According to traditional Jewish sources, Rabbi Meir, author of many of the laws formulated in the Mishna, died on this day, which is also Pesach Sheni (the date assigned in the bible as a second chance for those who were impure on Pesach to bring a paschal lamb to the Temple). The Jerusalem Talmud (Kelaim 9:4) relates that Rabbi Meir specifically asked to be buried next to the Sea of Galilee, though he died in exile.

Many stories are related about Rabbi Meir and his learned wife, Bruriah. He was Rabbi Akiva’s most brilliant student, one of the five replacing the sage’s many thousand disciples who died of plague – or more likely, in the Bar Kokhva uprising against the Romans. He lived through a period of intense persecution in Judea under the  Roman Emperor Hadrian, when much of the Jewish population was sold into captivity and the price of a Jewish slave was the equivalent of a day’s horse-feed of straw.

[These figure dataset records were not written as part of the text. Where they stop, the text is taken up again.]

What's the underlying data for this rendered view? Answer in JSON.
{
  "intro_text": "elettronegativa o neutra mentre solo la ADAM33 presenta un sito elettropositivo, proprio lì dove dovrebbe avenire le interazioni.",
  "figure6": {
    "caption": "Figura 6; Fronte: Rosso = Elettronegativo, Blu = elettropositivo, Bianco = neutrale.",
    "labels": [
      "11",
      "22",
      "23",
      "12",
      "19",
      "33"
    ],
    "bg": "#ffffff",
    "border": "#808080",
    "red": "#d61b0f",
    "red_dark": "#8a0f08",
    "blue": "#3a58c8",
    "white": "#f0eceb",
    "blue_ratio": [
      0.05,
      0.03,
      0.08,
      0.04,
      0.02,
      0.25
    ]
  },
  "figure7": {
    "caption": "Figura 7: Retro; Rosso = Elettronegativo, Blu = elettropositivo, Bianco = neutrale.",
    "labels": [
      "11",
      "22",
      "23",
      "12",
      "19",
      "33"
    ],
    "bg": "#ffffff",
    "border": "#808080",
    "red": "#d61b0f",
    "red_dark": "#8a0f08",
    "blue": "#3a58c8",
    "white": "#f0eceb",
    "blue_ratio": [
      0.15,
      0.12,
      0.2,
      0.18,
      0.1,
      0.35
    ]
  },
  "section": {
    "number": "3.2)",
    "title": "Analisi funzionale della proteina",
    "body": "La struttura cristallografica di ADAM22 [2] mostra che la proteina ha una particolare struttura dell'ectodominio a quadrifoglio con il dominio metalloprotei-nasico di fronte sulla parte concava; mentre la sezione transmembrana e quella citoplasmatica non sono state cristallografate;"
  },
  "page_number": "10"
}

The reason crowds still flock to his grave is the tale of how he saved his sister-in-law from slavery in a brothel in Rome. Told in the Babylonian Talmud (Avoda Zara 18a), it recounts how Rabbi Meir went to Rome disguised as a horseman, interviewed Bruriah’s sister to ensure she was still virtuous, and bribed the guard of the institution to let him escape with her. To the guard’s query as to how, when the gold he’d been paid ran out, he was to make a living with the reputation of a negligent jailer, Rabbi Meir answered that he should pray. “Say “God of Meir, answer me!” and you’ll be answered,” he told the skeptical Roman, then demonstrated the formula’s effectivity by stepping in the way of aggressive dogs. The end of the story is tragic, but the guard is saved from hanging by Rabbi Meir’s formula, and people can still be found at his grave-site, trying it today.